Im letzten Semester machte uns Peter Radelfinger auf Armand Schulthess (19.1.1901 Neuchâtel - 29.9.1972 Auressio) aufmerksam. (Darauf hatte ich schon hingewiesen.) Danach hatte ich mal rumgefragt, wer den kennt. Aus meinem Bekanntenkreis konnte sich mal einer ein ‘Ähm, schon mal gehört - aber grad fällt mir der Zusammenhang nicht ein’ abringen. Leider ist das so. Denn was der Mann geschaffen ist, ist sowohl künstlerisch als auch medientheoretisch spannend. Die häufigsten Stichworte sind vielleicht Einsiedler und Sonderling. (Ich habe leider kein Foto von dem Manne finden können. Hätte mich interessiert, wie er ausgesehen hat.)

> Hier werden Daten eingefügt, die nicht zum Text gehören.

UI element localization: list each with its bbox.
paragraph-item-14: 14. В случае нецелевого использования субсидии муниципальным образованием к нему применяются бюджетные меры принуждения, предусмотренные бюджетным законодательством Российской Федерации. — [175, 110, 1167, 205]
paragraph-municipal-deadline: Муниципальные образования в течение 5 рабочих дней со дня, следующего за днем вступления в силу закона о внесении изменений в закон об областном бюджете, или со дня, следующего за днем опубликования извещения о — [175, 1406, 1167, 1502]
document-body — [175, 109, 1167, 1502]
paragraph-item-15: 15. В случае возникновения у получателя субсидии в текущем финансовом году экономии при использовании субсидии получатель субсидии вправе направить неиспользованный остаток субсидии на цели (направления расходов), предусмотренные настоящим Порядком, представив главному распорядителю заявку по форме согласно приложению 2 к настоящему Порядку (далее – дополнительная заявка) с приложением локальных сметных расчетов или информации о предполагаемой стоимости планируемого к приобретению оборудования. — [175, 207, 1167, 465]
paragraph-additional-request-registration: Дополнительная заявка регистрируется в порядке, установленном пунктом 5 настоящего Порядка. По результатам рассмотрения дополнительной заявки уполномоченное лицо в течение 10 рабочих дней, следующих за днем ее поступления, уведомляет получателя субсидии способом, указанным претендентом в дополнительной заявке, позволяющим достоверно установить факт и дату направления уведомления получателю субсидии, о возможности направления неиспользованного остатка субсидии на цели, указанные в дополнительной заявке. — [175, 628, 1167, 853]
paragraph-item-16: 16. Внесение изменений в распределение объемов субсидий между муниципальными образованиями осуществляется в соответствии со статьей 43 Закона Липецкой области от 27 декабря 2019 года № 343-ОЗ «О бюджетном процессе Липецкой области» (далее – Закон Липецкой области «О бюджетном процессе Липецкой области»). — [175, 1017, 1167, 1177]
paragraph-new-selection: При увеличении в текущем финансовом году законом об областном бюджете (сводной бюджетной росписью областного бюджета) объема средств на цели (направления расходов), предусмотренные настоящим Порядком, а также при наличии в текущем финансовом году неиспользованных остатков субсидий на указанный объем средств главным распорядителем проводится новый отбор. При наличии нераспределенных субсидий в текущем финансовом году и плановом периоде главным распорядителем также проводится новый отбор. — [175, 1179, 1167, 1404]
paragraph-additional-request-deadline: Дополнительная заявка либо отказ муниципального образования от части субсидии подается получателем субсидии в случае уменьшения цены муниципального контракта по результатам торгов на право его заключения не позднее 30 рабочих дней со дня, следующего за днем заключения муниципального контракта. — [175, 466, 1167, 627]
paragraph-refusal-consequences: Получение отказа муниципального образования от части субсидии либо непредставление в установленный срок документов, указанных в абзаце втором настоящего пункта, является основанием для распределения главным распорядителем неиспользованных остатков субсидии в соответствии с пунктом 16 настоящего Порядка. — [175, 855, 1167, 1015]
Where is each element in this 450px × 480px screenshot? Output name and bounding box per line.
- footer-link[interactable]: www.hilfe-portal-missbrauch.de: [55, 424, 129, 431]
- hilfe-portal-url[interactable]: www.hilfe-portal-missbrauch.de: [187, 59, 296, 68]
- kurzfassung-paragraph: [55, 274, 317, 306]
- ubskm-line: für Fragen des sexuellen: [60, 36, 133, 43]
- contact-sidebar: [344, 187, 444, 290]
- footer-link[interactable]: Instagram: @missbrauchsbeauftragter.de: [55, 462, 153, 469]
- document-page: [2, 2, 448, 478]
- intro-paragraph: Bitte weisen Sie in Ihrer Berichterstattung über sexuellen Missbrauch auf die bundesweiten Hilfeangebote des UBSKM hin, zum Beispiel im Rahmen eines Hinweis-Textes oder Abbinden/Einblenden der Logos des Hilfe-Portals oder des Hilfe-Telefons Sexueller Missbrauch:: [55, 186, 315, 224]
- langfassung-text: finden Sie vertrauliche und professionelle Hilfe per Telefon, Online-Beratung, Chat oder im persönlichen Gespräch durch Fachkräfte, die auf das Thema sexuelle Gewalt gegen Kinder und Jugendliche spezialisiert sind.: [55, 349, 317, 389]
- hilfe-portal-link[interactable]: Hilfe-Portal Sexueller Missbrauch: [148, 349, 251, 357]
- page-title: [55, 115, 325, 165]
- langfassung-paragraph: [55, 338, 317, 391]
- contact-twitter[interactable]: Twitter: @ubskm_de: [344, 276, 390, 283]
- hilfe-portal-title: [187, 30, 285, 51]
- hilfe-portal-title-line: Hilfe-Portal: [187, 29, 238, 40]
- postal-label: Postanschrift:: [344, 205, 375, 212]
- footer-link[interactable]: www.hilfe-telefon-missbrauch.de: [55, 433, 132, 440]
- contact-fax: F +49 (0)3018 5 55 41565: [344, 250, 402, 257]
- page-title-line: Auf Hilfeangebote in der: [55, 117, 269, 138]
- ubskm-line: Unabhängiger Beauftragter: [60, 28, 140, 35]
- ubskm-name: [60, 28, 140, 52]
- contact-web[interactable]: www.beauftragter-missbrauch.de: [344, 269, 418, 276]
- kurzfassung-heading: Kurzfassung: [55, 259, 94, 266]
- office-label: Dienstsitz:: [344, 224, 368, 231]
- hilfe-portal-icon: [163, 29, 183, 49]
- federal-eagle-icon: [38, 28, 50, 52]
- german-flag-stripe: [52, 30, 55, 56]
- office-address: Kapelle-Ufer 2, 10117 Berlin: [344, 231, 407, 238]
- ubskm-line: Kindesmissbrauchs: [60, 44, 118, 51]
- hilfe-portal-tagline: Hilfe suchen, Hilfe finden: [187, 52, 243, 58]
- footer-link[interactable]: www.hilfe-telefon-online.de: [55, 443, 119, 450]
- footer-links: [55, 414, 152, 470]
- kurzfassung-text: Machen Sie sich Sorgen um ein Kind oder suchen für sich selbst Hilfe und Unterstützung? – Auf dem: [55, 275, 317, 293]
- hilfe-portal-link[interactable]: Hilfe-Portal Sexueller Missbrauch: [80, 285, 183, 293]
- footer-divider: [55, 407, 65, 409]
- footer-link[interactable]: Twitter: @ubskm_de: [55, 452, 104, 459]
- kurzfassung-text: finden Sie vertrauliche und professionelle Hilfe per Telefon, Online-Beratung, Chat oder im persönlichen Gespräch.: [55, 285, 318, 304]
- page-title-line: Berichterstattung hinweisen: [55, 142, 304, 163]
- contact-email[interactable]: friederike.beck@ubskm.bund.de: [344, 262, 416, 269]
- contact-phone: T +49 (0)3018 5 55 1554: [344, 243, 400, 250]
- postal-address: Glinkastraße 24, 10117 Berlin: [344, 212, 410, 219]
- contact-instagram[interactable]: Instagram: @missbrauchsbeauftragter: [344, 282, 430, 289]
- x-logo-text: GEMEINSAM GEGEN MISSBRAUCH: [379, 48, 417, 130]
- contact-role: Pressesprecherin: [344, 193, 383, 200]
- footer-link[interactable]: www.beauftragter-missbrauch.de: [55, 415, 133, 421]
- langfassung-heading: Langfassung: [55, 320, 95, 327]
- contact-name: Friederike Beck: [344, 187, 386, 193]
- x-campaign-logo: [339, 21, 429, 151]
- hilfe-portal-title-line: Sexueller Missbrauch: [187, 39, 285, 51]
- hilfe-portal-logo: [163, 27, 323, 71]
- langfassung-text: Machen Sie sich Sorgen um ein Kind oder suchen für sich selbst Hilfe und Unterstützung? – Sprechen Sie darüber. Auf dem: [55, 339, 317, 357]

Man könnte ihn als Aussteiger bezeichnen. Da wird der Mann 50 und sagt seinem Beamtenberufsstand Adieu und kauft sich ein Waldgrundstück im Tessin. Richtet sich ein und kapselt sich ab, um “einen völlig neuen Lebensabschnitt zu beginnen”. So weit, so gut. Nach und nach kaufte er angrenzende Grundstücke dazu und wozu? Um ein riesiges Areal assoziativer Objekte miteinander zu verknüpfen. Sein Grundstück wird eine in Objekten angelegte Enzyklopädie. Es ging ihm um nicht weniger, als das (sein) Wissen der Welt zusammenzulegen. An Bäumen befestigte er die beschrifteten Deckel von Konservendosen (wie im Bild unten zu sehen). Sein Haus wird eine Bibliothek mit vollständig von ihm angelegten Bänden zusammengetragenen Wissens. Er malte nicht, sondern schrieb aus Zeitungen ab, was ihn interessierte und fügte diese Ausschnitte neu zusammen. Er klassifizierte, was er fand und klebte es in Bücher oder hängte es in die Bäume seines Grundstückes. Auf diese Weise entstanden ein nach Themen geordneter Park, der ein irrsinniger Fundus an zeitgenössischem, vor allem medialem Status Quo hätte werden können.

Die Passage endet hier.